If you don't specify a maximum number, there won't be a boundary for the maximum times the particular pattern can be repeated. For example:

hx(id){3,}

will match hxididid, hxidididid, hxididididid, and so on.

If you don't include a maximum number and you don't put a comma after the minimum number, the pattern will be matched exactly as many times as specified by the number. For example:

hx(id){3}

will match only hxididid.

The curly brackets can also be used after a character class. For example:

hx[a-z]{2,4}

will match hx combined with two, three or four lowercase letters (e.g. hxab, hxtmn, hxftop, etc.).

The Backslash

\

The backslash is an escape character. This means that it's used when you want a meta-character to be interpreted literally. You have to put the backslash before the special character. For example:

hx\+

will match hx+.

If you want a backslash to be interpreted literally, you have to put another backslash in front of it. For example:

hx\\

will match hx\.

Unlike the dot, the plus, the asterisk and the question mark, the backslash retains its position as a meta-character when it's used inside a character class. For example:

hx[e\]

will not match hx\. In this case, as usual, you have to escape it with another backslash.

Anchors

^$

The caret and the dollar sign are used as anchors. They are used to specify the beginning and the end of a string. The beginning is marked with ^, and the end with $. For example, let's say that you search through the string:

hostknox provides quality hosting

and you use the following regex:

^host

This will match only the host in hostknox because it's at the beginning of the string. If you search through the same string with the regex:

host$

there will be no matches because neither the host in hostknox, nor the host in hosting is at the end of the string. If, however, you use the same regex host$ to search through the string:

hostknox is a quality host

it will match the host that's at the end of the string. Keep in mind that the Regex Engine processes whitespaces as characters too, so if there's a space after host in the above mentioned string, there will be no matches.

When you use the caret right after the opening bracket of a character class, this means that all characters can be matched except for the ones listed after the caret in the character class. For example:

hx[^ie]

will match hx combined with any other character, but it will not match hxi and hxe. If the caret is in a character class but it's not the first character after the opening bracket, then it will be interpreted literally. For example:

hx[i^e]

will match hxi, hx^, and hxe.

The dollar sign is interpreted literally no matter where within a character class it appears. For example:

hx[$i]

will match hx$ and hxi.

Shorthand

Shorthand character classes exist as a quick way to use some common character classes. There are several shorthand character classes. Their syntax is a backslash followed by a letter. A backslash and a d:

\d

means any digit, so it's equivalent to [0-9]. A backslash followed by a capitalized D:

\D

stands for any character except a digit. This makes it equal to the character class [^\d].

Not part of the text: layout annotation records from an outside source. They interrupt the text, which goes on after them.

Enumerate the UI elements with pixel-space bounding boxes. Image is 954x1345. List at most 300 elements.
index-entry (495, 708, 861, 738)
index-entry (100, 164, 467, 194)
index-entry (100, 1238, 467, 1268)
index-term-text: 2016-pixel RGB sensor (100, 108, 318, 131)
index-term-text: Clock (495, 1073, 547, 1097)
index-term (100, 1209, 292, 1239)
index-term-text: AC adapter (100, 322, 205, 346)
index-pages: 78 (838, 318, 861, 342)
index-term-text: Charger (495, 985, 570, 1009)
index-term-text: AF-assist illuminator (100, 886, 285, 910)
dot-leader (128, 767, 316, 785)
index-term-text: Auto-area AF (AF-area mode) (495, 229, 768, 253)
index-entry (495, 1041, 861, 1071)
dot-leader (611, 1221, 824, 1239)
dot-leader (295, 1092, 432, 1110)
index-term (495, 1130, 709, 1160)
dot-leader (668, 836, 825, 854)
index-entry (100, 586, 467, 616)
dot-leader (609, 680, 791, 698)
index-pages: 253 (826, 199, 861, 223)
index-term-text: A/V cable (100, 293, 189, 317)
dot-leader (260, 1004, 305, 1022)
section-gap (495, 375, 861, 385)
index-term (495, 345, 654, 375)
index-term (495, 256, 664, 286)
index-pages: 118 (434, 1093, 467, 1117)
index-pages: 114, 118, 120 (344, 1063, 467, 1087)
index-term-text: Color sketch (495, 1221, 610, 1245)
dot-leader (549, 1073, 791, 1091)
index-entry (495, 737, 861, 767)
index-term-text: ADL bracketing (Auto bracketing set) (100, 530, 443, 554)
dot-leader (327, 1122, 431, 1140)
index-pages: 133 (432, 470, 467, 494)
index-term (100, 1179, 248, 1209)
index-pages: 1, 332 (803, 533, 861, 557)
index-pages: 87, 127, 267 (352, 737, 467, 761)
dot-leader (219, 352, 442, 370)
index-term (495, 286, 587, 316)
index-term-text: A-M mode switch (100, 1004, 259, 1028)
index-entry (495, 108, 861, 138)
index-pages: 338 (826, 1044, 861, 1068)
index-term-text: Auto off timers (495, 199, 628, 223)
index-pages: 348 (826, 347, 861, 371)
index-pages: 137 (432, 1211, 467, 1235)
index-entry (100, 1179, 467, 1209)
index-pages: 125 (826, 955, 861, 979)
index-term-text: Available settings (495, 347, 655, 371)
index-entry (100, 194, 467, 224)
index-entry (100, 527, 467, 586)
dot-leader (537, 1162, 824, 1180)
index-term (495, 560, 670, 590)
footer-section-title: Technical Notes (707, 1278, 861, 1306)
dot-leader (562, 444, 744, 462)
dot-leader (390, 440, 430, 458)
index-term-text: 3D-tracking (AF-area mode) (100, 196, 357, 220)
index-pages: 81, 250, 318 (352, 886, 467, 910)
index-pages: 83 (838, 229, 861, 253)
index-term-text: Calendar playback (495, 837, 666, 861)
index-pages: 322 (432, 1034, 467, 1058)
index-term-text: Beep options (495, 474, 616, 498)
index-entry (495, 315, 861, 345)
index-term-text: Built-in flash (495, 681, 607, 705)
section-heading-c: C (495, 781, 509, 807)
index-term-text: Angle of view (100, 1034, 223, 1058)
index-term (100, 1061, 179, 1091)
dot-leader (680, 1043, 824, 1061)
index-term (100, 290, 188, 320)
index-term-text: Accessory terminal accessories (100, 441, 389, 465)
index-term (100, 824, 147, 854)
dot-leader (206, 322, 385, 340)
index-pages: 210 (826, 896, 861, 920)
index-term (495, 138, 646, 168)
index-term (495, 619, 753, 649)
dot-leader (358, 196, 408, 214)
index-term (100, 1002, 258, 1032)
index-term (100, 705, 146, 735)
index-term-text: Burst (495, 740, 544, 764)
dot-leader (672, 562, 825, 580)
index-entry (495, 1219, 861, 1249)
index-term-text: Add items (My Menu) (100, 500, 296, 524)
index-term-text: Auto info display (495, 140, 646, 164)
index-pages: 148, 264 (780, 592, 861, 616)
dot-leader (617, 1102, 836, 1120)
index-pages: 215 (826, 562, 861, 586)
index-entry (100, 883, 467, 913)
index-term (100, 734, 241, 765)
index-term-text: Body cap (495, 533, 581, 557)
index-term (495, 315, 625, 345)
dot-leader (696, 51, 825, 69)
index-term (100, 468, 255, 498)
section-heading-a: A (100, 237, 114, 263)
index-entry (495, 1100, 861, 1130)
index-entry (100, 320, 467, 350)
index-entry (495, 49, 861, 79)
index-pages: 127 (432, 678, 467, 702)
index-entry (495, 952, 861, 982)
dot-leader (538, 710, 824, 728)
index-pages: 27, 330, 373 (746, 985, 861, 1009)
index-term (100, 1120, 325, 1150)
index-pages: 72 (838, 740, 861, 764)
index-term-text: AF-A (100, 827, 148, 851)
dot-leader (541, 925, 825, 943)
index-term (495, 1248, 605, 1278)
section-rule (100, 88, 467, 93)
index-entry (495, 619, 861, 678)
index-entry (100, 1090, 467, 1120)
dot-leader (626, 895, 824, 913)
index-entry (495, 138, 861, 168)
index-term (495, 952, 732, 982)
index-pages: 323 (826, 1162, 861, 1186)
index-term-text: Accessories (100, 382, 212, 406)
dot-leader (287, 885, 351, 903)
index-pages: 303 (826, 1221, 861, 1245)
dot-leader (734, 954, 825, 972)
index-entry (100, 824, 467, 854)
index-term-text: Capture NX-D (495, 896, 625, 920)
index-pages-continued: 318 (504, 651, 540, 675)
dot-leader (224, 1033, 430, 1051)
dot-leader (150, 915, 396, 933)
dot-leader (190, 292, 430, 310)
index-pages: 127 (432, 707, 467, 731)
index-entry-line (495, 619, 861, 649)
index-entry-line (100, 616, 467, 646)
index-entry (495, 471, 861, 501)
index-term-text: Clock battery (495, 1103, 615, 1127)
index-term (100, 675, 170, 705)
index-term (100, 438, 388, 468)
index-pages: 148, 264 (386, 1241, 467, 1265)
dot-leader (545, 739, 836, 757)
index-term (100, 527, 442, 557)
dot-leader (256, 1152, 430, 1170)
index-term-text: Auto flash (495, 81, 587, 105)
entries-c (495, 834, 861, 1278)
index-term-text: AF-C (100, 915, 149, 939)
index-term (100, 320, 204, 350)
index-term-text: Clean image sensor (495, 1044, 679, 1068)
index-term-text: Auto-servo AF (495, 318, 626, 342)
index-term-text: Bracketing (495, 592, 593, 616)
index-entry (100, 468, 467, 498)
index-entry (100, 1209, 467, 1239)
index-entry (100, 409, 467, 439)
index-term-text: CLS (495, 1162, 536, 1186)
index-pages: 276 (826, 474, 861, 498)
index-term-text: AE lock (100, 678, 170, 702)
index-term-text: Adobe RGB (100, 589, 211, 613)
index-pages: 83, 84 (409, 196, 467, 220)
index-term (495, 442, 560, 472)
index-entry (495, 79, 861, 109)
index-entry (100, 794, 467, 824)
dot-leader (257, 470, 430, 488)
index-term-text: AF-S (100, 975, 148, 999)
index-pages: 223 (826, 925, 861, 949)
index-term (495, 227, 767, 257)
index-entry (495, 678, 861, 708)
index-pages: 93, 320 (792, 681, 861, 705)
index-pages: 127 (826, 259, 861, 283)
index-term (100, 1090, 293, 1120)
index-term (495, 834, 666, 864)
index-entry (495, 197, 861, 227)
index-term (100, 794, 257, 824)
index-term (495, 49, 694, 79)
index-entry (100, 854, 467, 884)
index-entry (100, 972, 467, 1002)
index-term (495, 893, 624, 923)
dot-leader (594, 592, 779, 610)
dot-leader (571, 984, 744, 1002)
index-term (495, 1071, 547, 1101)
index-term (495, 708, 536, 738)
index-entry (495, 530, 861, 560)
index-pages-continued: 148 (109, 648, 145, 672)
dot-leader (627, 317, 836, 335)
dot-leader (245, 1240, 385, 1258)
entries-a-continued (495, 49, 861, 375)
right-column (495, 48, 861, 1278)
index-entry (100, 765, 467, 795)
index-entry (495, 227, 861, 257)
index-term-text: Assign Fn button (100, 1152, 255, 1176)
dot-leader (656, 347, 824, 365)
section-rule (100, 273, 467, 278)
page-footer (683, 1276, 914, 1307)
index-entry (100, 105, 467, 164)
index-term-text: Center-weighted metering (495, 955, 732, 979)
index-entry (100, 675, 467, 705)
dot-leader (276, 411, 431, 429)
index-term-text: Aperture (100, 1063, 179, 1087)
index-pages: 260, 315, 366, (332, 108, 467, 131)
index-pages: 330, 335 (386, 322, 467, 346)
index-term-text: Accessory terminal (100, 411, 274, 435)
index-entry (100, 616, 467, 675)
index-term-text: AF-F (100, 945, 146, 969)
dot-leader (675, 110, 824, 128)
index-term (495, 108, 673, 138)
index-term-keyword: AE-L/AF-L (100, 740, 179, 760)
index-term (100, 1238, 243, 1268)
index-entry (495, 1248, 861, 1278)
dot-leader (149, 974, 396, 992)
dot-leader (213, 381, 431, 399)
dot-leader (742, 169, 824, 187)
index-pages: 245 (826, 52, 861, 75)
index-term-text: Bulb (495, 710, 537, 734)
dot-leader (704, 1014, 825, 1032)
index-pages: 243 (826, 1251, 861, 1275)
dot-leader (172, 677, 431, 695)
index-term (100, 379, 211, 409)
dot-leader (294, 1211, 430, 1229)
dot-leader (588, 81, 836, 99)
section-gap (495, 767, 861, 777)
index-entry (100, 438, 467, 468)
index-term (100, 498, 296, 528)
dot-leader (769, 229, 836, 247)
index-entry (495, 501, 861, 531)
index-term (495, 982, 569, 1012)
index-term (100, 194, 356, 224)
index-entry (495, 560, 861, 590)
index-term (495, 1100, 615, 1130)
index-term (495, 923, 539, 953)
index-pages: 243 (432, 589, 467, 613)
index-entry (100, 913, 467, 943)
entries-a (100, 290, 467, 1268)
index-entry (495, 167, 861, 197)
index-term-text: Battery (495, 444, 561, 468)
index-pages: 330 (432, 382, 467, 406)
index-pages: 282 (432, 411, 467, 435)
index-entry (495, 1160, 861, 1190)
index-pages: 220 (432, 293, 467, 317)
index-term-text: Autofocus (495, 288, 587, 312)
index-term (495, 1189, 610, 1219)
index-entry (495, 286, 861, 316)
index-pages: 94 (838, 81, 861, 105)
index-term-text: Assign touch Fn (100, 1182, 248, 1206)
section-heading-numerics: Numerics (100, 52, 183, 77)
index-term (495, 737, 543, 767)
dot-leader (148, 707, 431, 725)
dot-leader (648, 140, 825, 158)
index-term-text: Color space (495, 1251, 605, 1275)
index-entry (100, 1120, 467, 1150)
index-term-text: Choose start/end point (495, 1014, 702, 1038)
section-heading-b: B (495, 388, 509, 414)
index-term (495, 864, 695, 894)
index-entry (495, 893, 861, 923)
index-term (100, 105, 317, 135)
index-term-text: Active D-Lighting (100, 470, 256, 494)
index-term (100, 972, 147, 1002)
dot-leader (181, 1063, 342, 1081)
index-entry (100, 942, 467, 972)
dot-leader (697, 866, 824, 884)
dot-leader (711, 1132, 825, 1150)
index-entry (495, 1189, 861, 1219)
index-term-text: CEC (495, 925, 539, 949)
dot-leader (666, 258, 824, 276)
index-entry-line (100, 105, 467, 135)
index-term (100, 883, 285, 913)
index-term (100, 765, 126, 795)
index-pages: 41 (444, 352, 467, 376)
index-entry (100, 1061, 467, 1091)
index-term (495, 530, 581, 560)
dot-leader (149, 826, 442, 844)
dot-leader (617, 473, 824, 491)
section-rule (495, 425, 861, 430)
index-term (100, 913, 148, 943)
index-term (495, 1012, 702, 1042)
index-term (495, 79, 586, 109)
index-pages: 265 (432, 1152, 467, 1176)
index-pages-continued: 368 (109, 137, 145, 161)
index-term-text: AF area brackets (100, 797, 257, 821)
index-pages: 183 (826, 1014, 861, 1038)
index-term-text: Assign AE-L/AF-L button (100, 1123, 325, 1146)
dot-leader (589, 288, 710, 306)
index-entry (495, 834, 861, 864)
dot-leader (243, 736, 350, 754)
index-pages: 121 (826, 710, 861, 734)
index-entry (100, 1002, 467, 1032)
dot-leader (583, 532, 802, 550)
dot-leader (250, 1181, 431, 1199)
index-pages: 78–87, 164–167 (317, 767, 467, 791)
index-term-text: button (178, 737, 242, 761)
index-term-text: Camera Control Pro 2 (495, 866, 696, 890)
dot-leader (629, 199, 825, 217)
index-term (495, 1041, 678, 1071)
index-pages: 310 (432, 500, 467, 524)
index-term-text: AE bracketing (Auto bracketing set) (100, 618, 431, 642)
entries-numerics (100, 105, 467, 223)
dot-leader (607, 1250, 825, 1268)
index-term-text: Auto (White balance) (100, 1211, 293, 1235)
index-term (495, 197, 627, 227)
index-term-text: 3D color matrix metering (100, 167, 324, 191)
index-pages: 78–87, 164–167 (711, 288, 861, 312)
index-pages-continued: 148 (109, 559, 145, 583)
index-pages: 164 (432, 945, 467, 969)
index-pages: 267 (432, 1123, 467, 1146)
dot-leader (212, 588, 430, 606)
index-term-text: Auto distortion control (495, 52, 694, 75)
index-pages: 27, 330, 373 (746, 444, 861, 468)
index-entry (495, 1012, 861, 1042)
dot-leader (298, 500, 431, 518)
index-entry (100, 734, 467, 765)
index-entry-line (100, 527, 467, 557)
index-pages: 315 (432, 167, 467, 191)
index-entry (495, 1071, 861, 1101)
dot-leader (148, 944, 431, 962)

A backslash followed by an s:

\s

matches whitespaces, including new lines. So, for example, in the string h x it will match the space between h and x.

A backslash followed by a capital S:

\S

means any character that is not a whitespace. This makes it equivalent to [^\s].

A backslash followed by a w:

\w

matches any word character. This includes letters, digits and the underscore. It's equivalent to [a-zA-Z0-9_].

A backslash and a capital W:

\W

matches non-word characters (e.g. symbols, whitespaces, etc.).

Shorthand can be used inside square brackets without losing its original meaning. For example

[a-f\d]

will match strings containing the lowercase letters from a to f and any digit.

The Vertical Bar (Pipe)

The pipe is used for alternation. The search will begin with attempting to match the left most alternative, and when it finds a match it will stop. For example:

hxi|hxe|hxa

will search the string for one of the three alternatives. It will try to match hxi first and will stop if it finds a match.